Discussion in 'Military Biographies' started by liverpool annie, Apr 5, 2009.

  1. liverpool annie

    liverpool annie New Member

    I just couldn't resist this soldier .... what a "Scouser " !! :)

    Of Irish descent, but born in Liverpool, Barney Hines ran away to the army at the age of 14 but was dragged home by his mother. Two years later he joined the Royal Navy and served during the Boxer Rebellion in China. He fell sick with malaria, was discharged, went gold seeking around the world and served in South Africa during the Boer War. When the Great War broke out he was working in a sawmill in Australia. Despite being in his early 40s, he tried to enlist but was turned down on medical grounds. Undeterred, he haunted recruting centres until he was accepted. His time in France added to his legend. He generally disdained conventional weapons such as his Lee Enfield rifle preferring to go into action with two sandbags packed with Mills bombs (hand grenades).

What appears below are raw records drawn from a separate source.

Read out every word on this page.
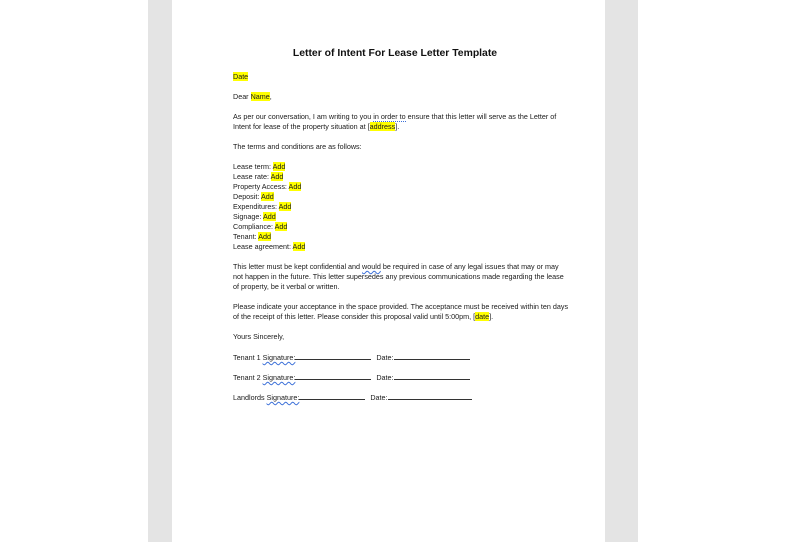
Letter of Intent For Lease Letter Template
Date
Dear Name,
As per our conversation, I am writing to you in order to ensure that this letter will serve as the Letter of
Intent for lease of the property situation at [address].
The terms and conditions are as follows:
Lease term: Add
Lease rate: Add
Property Access: Add
Deposit: Add
Expenditures: Add
Signage: Add
Compliance: Add
Tenant: Add
Lease agreement: Add
This letter must be kept confidential and would be required in case of any legal issues that may or may
not happen in the future. This letter supersedes any previous communications made regarding the lease
of property, be it verbal or written.
Please indicate your acceptance in the space provided. The acceptance must be received within ten days
of the receipt of this letter. Please consider this proposal valid until 5:00pm, [date].
Yours Sincerely,
Tenant 1 Signature:	Date:
Tenant 2 Signature:	Date:
Landlords Signature:	Date:
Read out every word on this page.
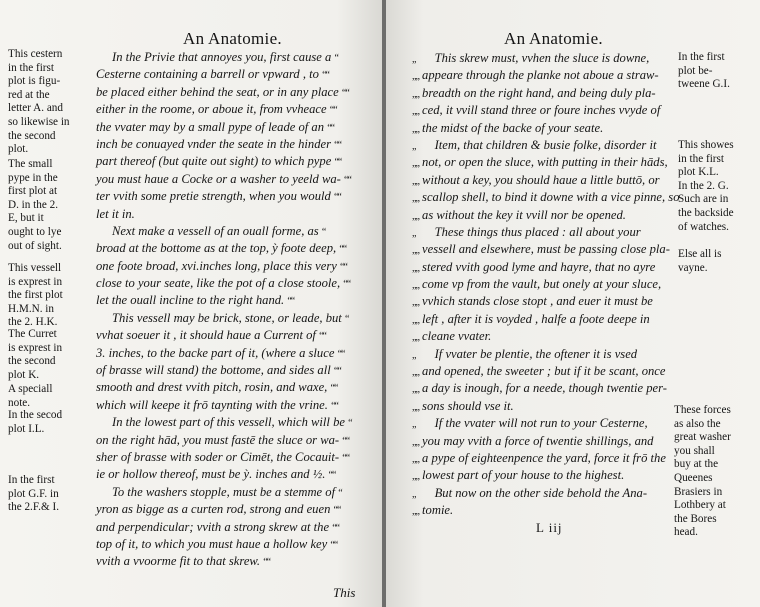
An Anatomie.
This cestern
in the first
plot is figu-
red at the
letter A. and
so likewise in
the second
plot.
The small
pype in the
first plot at
D. in the 2.
E, but it
ought to lye
out of sight.
This vessell
is exprest in
the first plot
H.M.N. in
the 2. H.K.
The Curret
is exprest in
the second
plot K.
A speciall
note.
In the secod
plot I.L.
In the first
plot G.F. in
the 2.F.& I.
In the Privie that annoyes you, first cause a “
Cesterne containing a barrell or vpward , to ““
be placed either behind the seat, or in any place ““
either in the roome, or aboue it, from vvheace ““
the vvater may by a small pype of leade of an ““
inch be conuayed vnder the seate in the hinder ““
part thereof (but quite out sight) to which pype ““
you must haue a Cocke or a washer to yeeld wa- ““
ter vvith some pretie strength, when you would ““
let it in.
Next make a vessell of an ouall forme, as “
broad at the bottome as at the top, ỳ foote deep, ““
one foote broad, xvi.inches long, place this very ““
close to your seate, like the pot of a close stoole, ““
let the ouall incline to the right hand. ““
This vessell may be brick, stone, or leade, but “
vvhat soeuer it , it should haue a Current of ““
3. inches, to the backe part of it, (where a sluce ““
of brasse will stand) the bottome, and sides all ““
smooth and drest vvith pitch, rosin, and waxe, ““
which will keepe it frō taynting with the vrine. ““
In the lowest part of this vessell, which will be “
on the right hād, you must fastē the sluce or wa- ““
sher of brasse with soder or Cimēt, the Cocauit- ““
ie or hollow thereof, must be ỳ. inches and ½. ““
To the washers stopple, must be a stemme of “
yron as bigge as a curten rod, strong and euen ““
and perpendicular; vvith a strong skrew at the ““
top of it, to which you must haue a hollow key ““
vvith a vvoorme fit to that skrew. ““
This
An Anatomie.
„ This skrew must, vvhen the sluce is downe,
„„ appeare through the planke not aboue a straw-
„„ breadth on the right hand, and being duly pla-
„„ ced, it vvill stand three or foure inches vvyde of
„„ the midst of the backe of your seate.
„ Item, that children & busie folke, disorder it
„„ not, or open the sluce, with putting in their hāds,
„„ without a key, you should haue a little buttō, or
„„ scallop shell, to bind it downe with a vice pinne, so
„„ as without the key it vvill nor be opened.
„ These things thus placed : all about your
„„ vessell and elsewhere, must be passing close pla-
„„ stered vvith good lyme and hayre, that no ayre
„„ come vp from the vault, but onely at your sluce,
„„ vvhich stands close stopt , and euer it must be
„„ left , after it is voyded , halfe a foote deepe in
„„ cleane vvater.
„ If vvater be plentie, the oftener it is vsed
„„ and opened, the sweeter ; but if it be scant, once
„„ a day is inough, for a neede, though twentie per-
„„ sons should vse it.
„ If the vvater will not run to your Cesterne,
„„ you may vvith a force of twentie shillings, and
„„ a pype of eighteenpence the yard, force it frō the
„„ lowest part of your house to the highest.
„ But now on the other side behold the Ana-
„„ tomie.
In the first
plot be-
tweene G.I.
This showes
in the first
plot K.L.
In the 2. G.
Such are in
the backside
of watches.
Else all is
vayne.
These forces
as also the
great washer
you shall
buy at the
Queenes
Brasiers in
Lothbery at
the Bores
head.
L iij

    Sandstone with plaques in a parkland setting, this memorial is a part of the Mt Druitt Waterholes Remembrance Garden. The main plaque portrays a copy of a photograph of John 'Barney' Hines which is held in the collections of the Australian War Memorial.


    The Face that got the Kaiser's goat! When the photo of brazen World War 1 digger John (Barney) Hines, The Souvenir King, fell into the hands of Germany's Kaiser Wilhelm he promptly put a price on Barney's head, dead or alive. But the 'barbarian' the Kaiser believed typical of Australian troops on the Western Front, spent the rest of his days in Mount Druitt and died in Concord Repatriation Hospital in 1958, age 84. John Hines Road in Minchinbury recalls the lovable larrikin. (Australian War Memorial)

    2296 Private J. Hines 45 Battalion 2.1.1958 Age 84.
  2. liverpool annie

    liverpool annie New Member

    The final resting place of John Hines, in Rookwood Cemetery, Sydney John ‘Barney’ Hines lies in an unmarked grave - Barney was quite a celebrity in the Colyton area of Sydney and was a popular visitor to the Concord Repatriation Hospital, where he would supply patients with eggs from his farm.